Either based on GCP tools i.e. Google Cloud Deployment Manager, Google Cloud Monitoring
Or based on generic multi-cloud tooling proposed by OBS e.g. CaasCad (Prometheus, Grafana, …)

This tooling not included in the Managed Applications work units and can be purchased separately as part of GCP Subscription or as a multi-cloud tooling proposal made by OBS.

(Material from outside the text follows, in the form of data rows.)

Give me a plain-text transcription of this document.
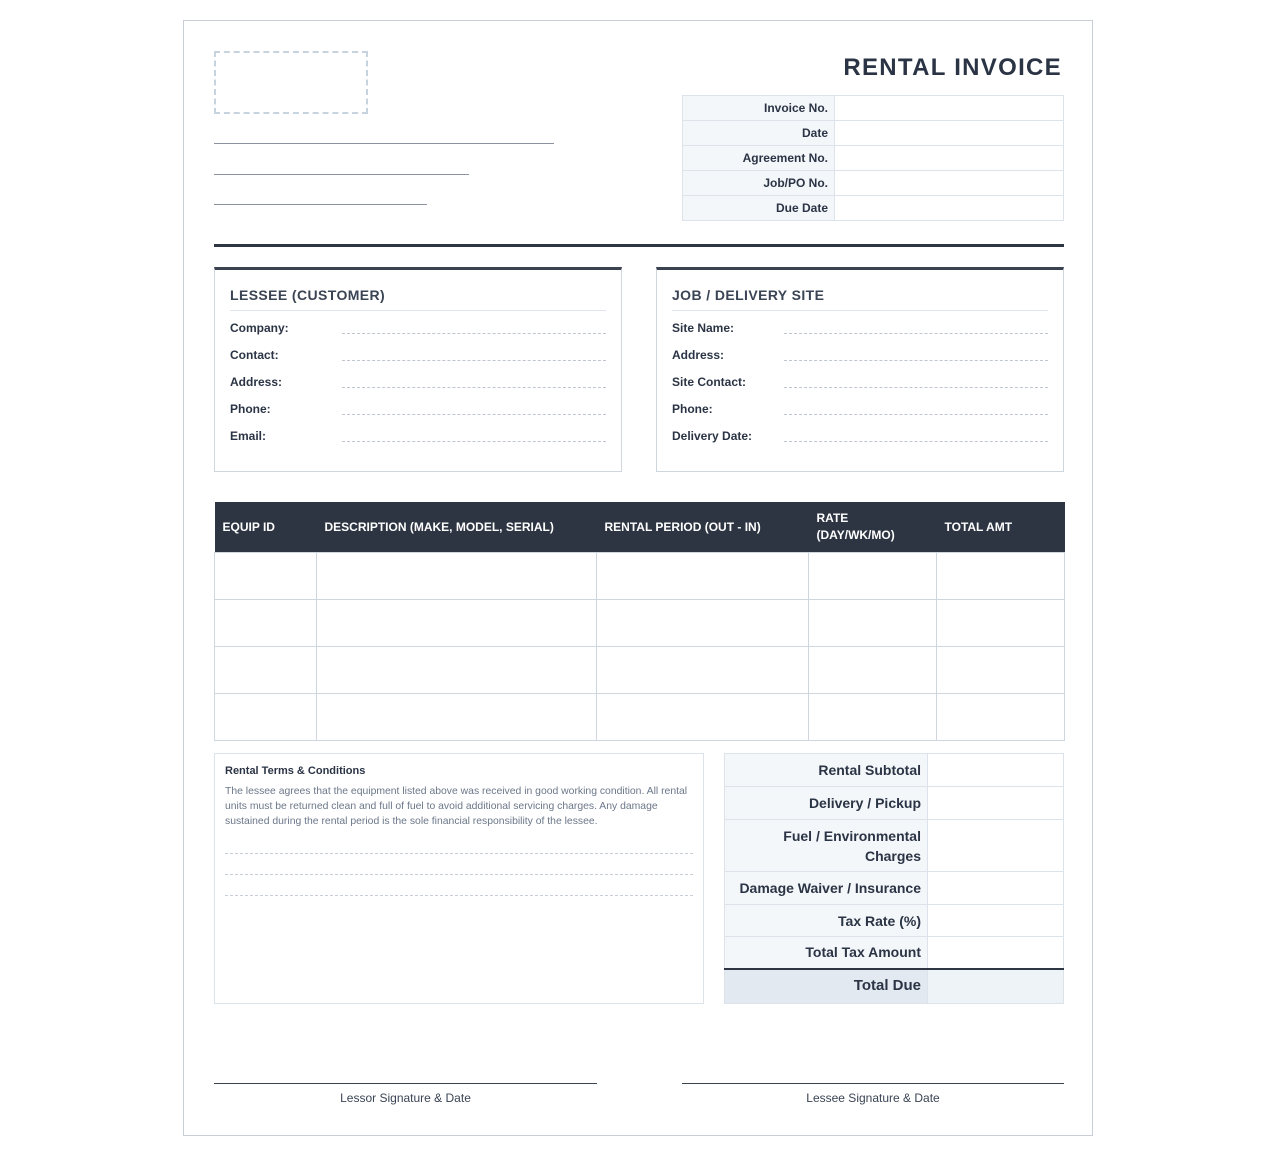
RENTAL INVOICE
Invoice No.	
Date	
Agreement No.	
Job/PO No.	
Due Date	
LESSEE (CUSTOMER)
Company:
Contact:
Address:
Phone:
Email:
JOB / DELIVERY SITE
Site Name:
Address:
Site Contact:
Phone:
Delivery Date:
EQUIP ID	DESCRIPTION (MAKE, MODEL, SERIAL)	RENTAL PERIOD (OUT - IN)	RATE (DAY/WK/MO)	TOTAL AMT

Rental Terms & Conditions
The lessee agrees that the equipment listed above was received in good working condition. All rental units must be returned clean and full of fuel to avoid additional servicing charges. Any damage sustained during the rental period is the sole financial responsibility of the lessee.
Rental Subtotal	
Delivery / Pickup	
Fuel / Environmental Charges	
Damage Waiver / Insurance	
Tax Rate (%)	
Total Tax Amount	
Total Due	
Lessor Signature & Date	Lessee Signature & Date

Criteria for the run of a managed cloud native service component

Criteria shall be met with an approval by Level 2 before turning a cloud native component to an active managed service (i.e. Run) by the Level 2 / Level 1 operations. The owner of the Build and of the Level 3 support owns the responsibility of making sure that the criteria are met:

The architecture and deployment of the service shall be defined.
The service shall be deployed thanks to Infrastructure-as-Code and tested prior to transitioning to the run team. Typically, successful testing in pre-production, with a pre-production environment iso-production. Note: IaC is necessary to recover the services in case of major failure.
The use of the service shall be explained to the operation team
The security policies and access control shall have been configured.
The access shall have been configured allowing OBS Level 2 teams access.
The service shall export the necessary metrics towards Google Cloud Monitoring.
The data backup shall be configured in GCBDR when backup is applicable.
The disaster recovery shall be configured when applicable.
The troubleshooting and service restoration procedures shall be provided to Level 2.
Whereas a procedure requires logs or dashboard those shall have been developed and deployed prior to transferring to run phase.
A remedial procedure on incident shall not last more than 15 minutes. Beyond, that time amount, the effort would be charged on time base.